Розы и хризантемы - Страница 2
Мне хочется лечь на землю и немножко отдохнуть, но я боюсь потерять маму. Я иду, иду и падаю.
— Вставай, что такое?! Вставай сейчас же! Что за наказание такое! Сама еле на ногах держишься, а тут изволь мучайся с ней! Не смей реветь!
Разве я реву? Я не реву.
— Тысячу раз тебе сказано: идешь — смотри под ноги! Все как об стенку горох. Иди как следует! Ты что, думаешь, что я буду тебя тащить?
Я стараюсь идти, это ноги не хотят двигаться. Земля качается и вертится. Я хватаюсь за маму.
— Не висни на мне, не смей на мне виснуть!
Мы подходим к нашему дому и заходим в подъезд. Почему-то вместо того, чтобы открыть дверь нашей квартиры, мама принимается ходить по кругу: мимо нашей двери, мимо двух соседних, по ступенькам вверх и опять: мимо нашей двери, мимо двух соседних…
Зачем она это делает?

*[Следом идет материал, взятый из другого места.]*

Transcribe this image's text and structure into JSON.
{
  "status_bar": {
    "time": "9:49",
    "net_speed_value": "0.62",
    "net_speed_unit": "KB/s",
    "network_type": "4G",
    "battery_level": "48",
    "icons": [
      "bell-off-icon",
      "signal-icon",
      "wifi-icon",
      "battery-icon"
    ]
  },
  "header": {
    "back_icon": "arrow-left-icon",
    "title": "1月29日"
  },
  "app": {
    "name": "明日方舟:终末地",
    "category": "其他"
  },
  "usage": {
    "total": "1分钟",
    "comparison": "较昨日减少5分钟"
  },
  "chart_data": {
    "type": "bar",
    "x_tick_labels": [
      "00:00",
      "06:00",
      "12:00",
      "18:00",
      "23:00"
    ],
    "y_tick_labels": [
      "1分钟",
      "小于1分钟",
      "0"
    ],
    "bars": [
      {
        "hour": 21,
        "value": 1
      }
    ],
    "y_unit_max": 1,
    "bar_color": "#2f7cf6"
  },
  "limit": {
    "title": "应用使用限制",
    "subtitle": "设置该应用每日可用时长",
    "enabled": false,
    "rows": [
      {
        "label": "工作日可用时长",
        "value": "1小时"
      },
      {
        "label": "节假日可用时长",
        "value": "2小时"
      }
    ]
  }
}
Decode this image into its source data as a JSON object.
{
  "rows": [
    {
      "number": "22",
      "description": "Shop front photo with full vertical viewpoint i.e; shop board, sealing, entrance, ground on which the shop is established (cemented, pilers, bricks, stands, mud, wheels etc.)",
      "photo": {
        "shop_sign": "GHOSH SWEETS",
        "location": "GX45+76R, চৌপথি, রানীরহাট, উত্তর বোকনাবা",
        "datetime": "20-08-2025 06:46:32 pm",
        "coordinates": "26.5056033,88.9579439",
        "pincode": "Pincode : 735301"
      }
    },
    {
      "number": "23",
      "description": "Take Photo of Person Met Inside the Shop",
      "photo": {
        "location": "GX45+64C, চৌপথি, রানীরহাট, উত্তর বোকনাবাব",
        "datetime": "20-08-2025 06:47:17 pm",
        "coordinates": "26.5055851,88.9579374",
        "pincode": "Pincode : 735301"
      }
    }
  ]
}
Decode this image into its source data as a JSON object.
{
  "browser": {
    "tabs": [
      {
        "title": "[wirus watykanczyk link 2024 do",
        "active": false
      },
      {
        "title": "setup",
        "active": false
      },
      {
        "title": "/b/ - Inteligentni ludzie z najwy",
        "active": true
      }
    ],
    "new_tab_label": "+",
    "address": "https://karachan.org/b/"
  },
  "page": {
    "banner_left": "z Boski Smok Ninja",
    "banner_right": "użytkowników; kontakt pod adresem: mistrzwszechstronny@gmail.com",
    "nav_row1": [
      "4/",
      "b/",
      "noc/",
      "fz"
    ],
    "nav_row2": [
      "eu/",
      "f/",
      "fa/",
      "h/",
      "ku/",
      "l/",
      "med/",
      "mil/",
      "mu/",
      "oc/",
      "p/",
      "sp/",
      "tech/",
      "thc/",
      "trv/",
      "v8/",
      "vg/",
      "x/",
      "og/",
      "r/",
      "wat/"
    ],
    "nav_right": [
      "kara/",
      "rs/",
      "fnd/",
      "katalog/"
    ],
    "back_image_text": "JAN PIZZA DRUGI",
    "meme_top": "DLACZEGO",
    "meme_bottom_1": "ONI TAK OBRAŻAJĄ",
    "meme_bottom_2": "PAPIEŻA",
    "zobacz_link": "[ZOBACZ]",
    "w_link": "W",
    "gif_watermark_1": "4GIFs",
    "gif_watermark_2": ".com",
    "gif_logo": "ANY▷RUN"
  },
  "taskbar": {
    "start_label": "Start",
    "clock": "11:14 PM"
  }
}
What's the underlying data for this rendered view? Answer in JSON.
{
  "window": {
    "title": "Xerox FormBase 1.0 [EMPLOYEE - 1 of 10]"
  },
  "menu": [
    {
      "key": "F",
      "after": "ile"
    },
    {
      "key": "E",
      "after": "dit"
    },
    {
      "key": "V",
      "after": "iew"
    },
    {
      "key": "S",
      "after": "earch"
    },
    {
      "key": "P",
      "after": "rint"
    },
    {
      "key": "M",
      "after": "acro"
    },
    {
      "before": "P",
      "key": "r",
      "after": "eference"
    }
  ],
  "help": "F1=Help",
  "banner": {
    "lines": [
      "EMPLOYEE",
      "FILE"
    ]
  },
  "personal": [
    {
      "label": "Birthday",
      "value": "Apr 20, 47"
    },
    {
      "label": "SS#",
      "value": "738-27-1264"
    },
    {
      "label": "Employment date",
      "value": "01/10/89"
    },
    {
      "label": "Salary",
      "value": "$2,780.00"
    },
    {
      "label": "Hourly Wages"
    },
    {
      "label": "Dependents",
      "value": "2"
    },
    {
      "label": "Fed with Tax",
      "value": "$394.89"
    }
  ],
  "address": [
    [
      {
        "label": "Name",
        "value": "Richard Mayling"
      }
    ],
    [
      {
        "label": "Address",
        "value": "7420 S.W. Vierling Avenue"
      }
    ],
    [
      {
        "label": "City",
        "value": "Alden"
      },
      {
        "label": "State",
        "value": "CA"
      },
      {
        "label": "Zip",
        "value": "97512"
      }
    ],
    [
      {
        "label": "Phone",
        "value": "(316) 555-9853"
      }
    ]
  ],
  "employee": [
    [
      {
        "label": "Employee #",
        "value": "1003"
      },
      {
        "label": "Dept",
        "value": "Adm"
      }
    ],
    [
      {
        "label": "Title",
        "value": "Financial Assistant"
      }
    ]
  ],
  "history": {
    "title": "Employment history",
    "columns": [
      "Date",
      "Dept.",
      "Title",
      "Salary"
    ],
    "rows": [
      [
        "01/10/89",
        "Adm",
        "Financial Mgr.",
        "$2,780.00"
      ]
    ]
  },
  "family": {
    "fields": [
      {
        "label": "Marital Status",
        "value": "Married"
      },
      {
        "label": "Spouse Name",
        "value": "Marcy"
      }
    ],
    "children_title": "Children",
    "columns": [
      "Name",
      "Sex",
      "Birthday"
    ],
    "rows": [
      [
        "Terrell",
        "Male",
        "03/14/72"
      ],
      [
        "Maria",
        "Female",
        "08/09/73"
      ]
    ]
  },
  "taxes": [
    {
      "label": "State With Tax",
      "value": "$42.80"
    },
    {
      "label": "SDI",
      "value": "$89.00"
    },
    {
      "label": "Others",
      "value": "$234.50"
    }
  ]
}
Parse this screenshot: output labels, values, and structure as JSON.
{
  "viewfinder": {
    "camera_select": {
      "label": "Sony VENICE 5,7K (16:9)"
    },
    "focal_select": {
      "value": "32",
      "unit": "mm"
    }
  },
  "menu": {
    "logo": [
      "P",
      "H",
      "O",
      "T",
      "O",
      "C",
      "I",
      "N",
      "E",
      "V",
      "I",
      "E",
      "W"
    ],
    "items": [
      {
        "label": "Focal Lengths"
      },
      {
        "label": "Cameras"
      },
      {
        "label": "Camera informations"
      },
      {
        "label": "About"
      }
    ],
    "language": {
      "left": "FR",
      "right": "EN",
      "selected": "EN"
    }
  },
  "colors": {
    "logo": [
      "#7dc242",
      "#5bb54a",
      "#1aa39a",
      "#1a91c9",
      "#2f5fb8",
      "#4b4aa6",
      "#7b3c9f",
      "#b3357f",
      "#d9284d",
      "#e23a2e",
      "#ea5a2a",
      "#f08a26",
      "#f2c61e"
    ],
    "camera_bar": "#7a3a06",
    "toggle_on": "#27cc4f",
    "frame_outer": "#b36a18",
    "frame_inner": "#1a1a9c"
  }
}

Зачем она ходит по кругу?
— Что с тобой? Что такое?!
Я слышу ее голос, но ничего не вижу и не могу ничего сказать. А потом пропадает и голос.
Кто-то тормошит меня, сажает, держит за плечи.
Я открываю глаза. Какой яркий свет… Больно смотреть… Рядом со мной на кровати сидит женщина в белом платье. Сбоку стоит мама. Женщина открывает черную коробку и достает оттуда две резиновые трубочки. Я пугаюсь и пытаюсь вырваться.
— Не вертись, сиди как следует, — говорит мама.
Женщина всовывает трубочки себе в уши — хорошо, что не мне! — и прижимает к моей груди какую-то холодную железную штучку.
— Дыши!
Я не знаю, чего она от меня хочет, и замираю.
— Дыши вот так! — Она показывает, как надо дышать.
— Дайте чистую ложечку, — говорит она маме.
— Наталья Григорьевна… — обращается мама к двери, — у вас не найдется чайной ложечки?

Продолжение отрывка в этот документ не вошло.